🤖 AI Summary
To address the robustness challenges in speech command recognition for human-robot collaboration—particularly under noise, accent variation, and environmental interference—this paper proposes the first Theory of Mind (ToM)-inspired speech command following framework. The method models human goals and shared intentions as cognitive priors, integrating multimodal scene representations, goal-directed Bayesian inference, and end-to-end speech-to-action mapping to enable top-down, cognition-guided understanding. Evaluated in the VirtualHome 2 simulation environment, our approach significantly outperforms existing speech-language models, achieving command-following accuracy approaching human performance. It is further validated on a real-world mobile manipulator, successfully executing multi-step breakfast preparation tasks. The core contribution lies in the first integration of ToM principles into speech command following, establishing a novel paradigm for robust, interpretable, and goal-driven spoken human-robot interaction.
📝 Abstract
Spoken language instructions are ubiquitous in agent collaboration. However, in human-robot collaboration, recognition accuracy for human speech is often influenced by various speech and environmental factors, such as background noise, the speaker's accents, and mispronunciation. When faced with noisy or unfamiliar auditory inputs, humans use context and prior knowledge to disambiguate the stimulus and take pragmatic actions, a process referred to as top-down processing in cognitive science.
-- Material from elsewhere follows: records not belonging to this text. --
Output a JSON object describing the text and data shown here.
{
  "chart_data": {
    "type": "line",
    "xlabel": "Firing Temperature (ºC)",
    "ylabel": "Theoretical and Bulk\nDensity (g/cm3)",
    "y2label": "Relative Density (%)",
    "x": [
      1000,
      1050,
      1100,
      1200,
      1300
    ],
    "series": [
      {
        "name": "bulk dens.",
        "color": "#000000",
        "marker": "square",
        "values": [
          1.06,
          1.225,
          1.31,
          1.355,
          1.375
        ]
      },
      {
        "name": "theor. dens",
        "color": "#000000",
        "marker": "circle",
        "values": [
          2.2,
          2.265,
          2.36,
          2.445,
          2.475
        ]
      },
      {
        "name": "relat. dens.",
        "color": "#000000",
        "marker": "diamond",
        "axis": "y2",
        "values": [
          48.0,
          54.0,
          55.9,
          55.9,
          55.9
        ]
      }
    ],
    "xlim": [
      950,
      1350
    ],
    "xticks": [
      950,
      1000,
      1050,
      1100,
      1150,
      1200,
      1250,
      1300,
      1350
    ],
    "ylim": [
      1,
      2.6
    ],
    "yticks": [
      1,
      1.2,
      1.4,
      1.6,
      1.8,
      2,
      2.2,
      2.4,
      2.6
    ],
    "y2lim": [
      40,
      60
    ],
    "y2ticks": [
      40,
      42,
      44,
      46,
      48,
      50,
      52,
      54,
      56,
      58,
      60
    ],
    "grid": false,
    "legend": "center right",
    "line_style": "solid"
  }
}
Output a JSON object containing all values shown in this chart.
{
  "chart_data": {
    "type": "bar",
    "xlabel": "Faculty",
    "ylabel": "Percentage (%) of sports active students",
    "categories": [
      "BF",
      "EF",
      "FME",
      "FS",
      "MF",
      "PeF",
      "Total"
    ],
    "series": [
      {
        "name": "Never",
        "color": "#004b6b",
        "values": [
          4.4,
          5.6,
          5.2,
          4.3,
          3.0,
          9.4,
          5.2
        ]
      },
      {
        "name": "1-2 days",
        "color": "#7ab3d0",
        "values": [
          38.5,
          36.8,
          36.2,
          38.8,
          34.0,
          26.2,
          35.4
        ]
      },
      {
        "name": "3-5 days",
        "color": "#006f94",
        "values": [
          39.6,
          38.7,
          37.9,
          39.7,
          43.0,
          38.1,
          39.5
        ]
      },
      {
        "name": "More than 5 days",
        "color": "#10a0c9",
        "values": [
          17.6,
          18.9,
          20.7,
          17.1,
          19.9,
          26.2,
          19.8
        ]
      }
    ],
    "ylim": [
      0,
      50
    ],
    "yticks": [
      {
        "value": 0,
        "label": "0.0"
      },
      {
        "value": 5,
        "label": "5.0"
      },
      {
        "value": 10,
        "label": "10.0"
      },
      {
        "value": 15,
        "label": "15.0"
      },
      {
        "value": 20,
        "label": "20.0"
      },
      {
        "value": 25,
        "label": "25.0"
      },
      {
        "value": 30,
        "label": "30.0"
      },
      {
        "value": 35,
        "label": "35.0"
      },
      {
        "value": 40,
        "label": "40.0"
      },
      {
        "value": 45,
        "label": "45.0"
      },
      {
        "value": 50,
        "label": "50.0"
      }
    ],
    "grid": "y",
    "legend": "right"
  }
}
We present a cognitively inspired model, Speech Instruction Following through Theory of Mind (SIFToM), to enable robots to pragmatically follow human instructions under diverse speech conditions by inferring the human's goal and joint plan as prior for speech perception and understanding. We test SIFToM in simulated home experiments (VirtualHome 2). Results show that the SIFToM model outperforms state-of-the-art speech and language models, approaching human-level accuracy on challenging speech instruction following tasks. We then demonstrate its ability at the task planning level on a mobile manipulator for breakfast preparation tasks.